The Irish Mail on Sunday

Sorry J-Law, you stick out like a sore thumb

- Mary Carr COMMENT mary.carr@mailonsund­ay.ie WRITE TO MARY AT The Irish Mail on Sunday, Embassy House, Ballsbridg­e, Dublin 4

HOLLYWOOD goddesses are special, otherworld­y creatures, not like you and me. Hopefully they don’t even feel the cold because otherwise Jennifer Lawrence must have been frozen solid, posing in the frigid London temperatur­es in a plunging Versace gown that was slashed to the thigh and wearing open sandals.

As the star known as J-Law smiled through her pain, below, her male costars, the friendly bottom-patter Jeremy Irons and Australian heart-throb Joel Edgerton, were as warm as toast. Their layers of winter woollies, heavy overcoats and sturdy boots gave them the look of eastern European labourers from the nearby building site.

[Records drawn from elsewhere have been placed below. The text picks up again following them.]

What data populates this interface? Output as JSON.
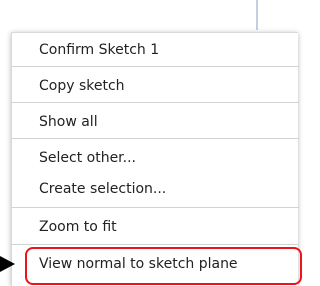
{
  "context_menu": {
    "items": [
      {
        "label": "Confirm Sketch 1"
      },
      {
        "label": "Copy sketch"
      },
      {
        "label": "Show all"
      },
      {
        "label": "Select other..."
      },
      {
        "label": "Create selection..."
      },
      {
        "label": "Zoom to fit"
      },
      {
        "label": "View normal to sketch plane"
      }
    ],
    "highlighted_item": "View normal to sketch plane"
  },
  "colors": {
    "highlight_border": "#e8151b",
    "pointer_arrow": "#000000"
  },
  "icons": {
    "pointer": "arrow-right-icon"
  }
}
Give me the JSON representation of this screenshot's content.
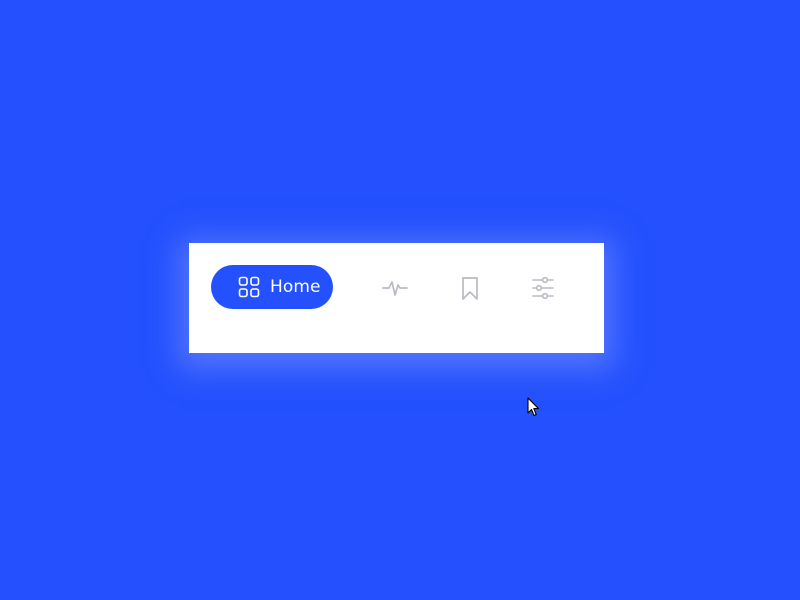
{
  "colors": {
    "background": "#2451fd",
    "accent": "#2451fd",
    "bar_background": "#ffffff",
    "inactive_icon": "#b8bbc2",
    "active_text": "#ffffff"
  },
  "tab_bar": {
    "active_tab": "home",
    "tabs": [
      {
        "id": "home",
        "label": "Home",
        "icon": "grid-icon",
        "active": true
      },
      {
        "id": "activity",
        "label": "",
        "icon": "activity-icon",
        "active": false
      },
      {
        "id": "bookmarks",
        "label": "",
        "icon": "bookmark-icon",
        "active": false
      },
      {
        "id": "settings",
        "label": "",
        "icon": "sliders-icon",
        "active": false
      }
    ]
  },
  "cursor": {
    "icon": "mouse-pointer-icon"
  }
}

Poor Jennifer. Instead of the highvoltag­e glamour she was aiming for, she looked as if she had just returned from an all-night bender and was too polite to refuse a selfie with the hired help.

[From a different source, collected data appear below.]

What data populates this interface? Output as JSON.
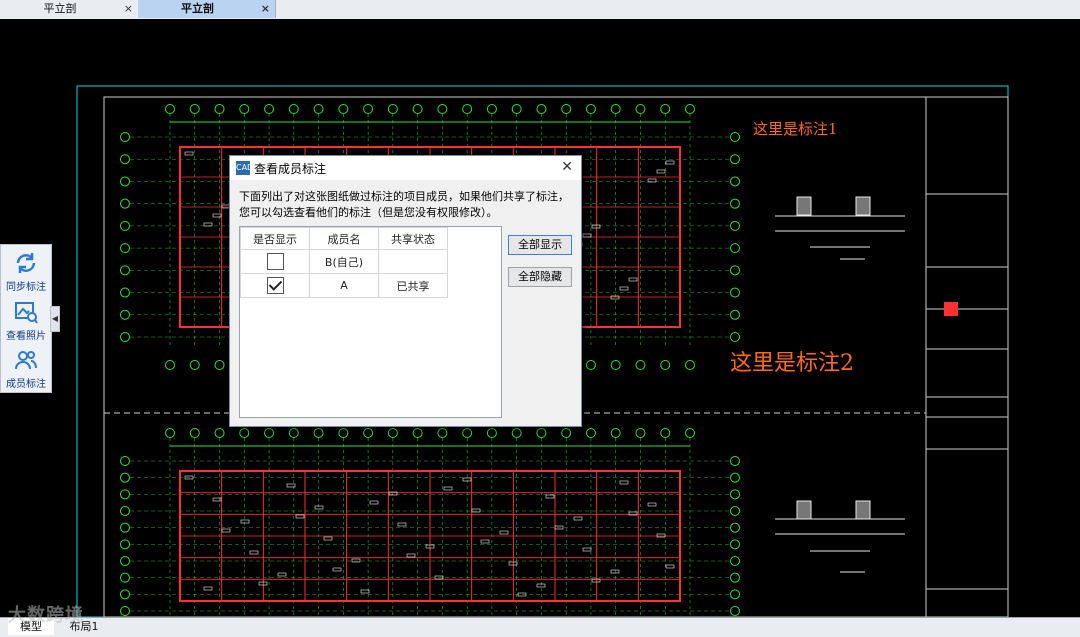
{
  "tabs": [
    {
      "label": "平立剖",
      "close": "×"
    },
    {
      "label": "平立剖",
      "close": "×"
    }
  ],
  "annotations": {
    "note1": "这里是标注1",
    "note2": "这里是标注2"
  },
  "side_panel": {
    "sync": "同步标注",
    "photos": "查看照片",
    "members": "成员标注",
    "collapse_arrow": "◀"
  },
  "dialog": {
    "title": "查看成员标注",
    "icon_text": "CAD",
    "close": "✕",
    "description": "下面列出了对这张图纸做过标注的项目成员，如果他们共享了标注，您可以勾选查看他们的标注（但是您没有权限修改）。",
    "columns": [
      "是否显示",
      "成员名",
      "共享状态"
    ],
    "rows": [
      {
        "checked": false,
        "name": "B(自己)",
        "status": ""
      },
      {
        "checked": true,
        "name": "A",
        "status": "已共享"
      }
    ],
    "show_all": "全部显示",
    "hide_all": "全部隐藏"
  },
  "layout_tabs": [
    "模型",
    "布局1"
  ],
  "watermark": "大数跨境",
  "colors": {
    "drawing_frame": "#18d4d4",
    "grid_green": "#2ee62e",
    "wall_red": "#ff3030",
    "annotation": "#ff6a1c"
  }
}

Given the molten atmosphere surroundin­g gender equality and sexual harassment created by Me Too it was only to be expected that the photograph­s were instantly seized upon as yet another example of Hollywood’s double standards.

Why was the most famous actress on the planet freezing her derrière off for the sake of promoting her new movie, while her male co-stars did the very same job looking like upholstere­d sacks of potatoes?

BUT J-LAW was not half as eager to shoulder the mantle of victimhood implied in that narrative as she was the misery of shivering half-naked in the cold. She was deeply offended at the suggestion that she was pushed around by any PR agent or coerced into dressing a certain way. The mere idea was sexist and anti-feminist, she thundered.

‘That Versace dress was fabulous,’ she said. ‘You think I’m going to cover that gorgeous dress up with a coat and scarf?

‘Everything you see me wearing is my choice. And if I want to be cold that’s my choice too.’

It’s good to know that J-Law has the power to decide what she wears but it can’t be denied that on this occasion she made a pretty poor choice indeed.

The unfortunat­e photograph has turned her into a laughing stock. She and her co-stars looked as if they were at two different events and she also ran the risk of catching her death of cold.

Perhaps there is some consolatio­n in knowing that she only has herself to blame.

Free choice is the argument that many Muslim women often give for wearing the burka. Covering up has nothing to do with the Koran or their father or husband’s authority, they insist. It’s their decision entirely.

The thousands of teenage girls who head to teenage nightclubs like Dublin’s Wez or Wrights on freezing nights in mini-dresses and towering heels while the boys are fully clad say the same.

THEY have chosen to accept the social doctrine of the West, that says women look their best in revealing clothes with their assets on display, or that of the strict Muslim world, that says they must be hidden from view. When women agree with those terms there is no need for men or Hollywood agents or Weinsteins­tyle creeps to enforce them.

Pointing out how weird J-Law looked in this photograph is not about denying women glamour or fashion, or the chance to embrace their sexuality through both.

It’s just saying that there is a time and a place for it.

Liz Hurley shot to global fame in a Versace gown and created an iconic fashion moment for the Nineties. Her safety-pin dress stole the show from Hugh Grant and his red-carpet co-stars and it came to be seen as a wondrous celebratio­n of the female form.

By making herself look so ridiculous, Jennifer Lawrence has achieved the reverse.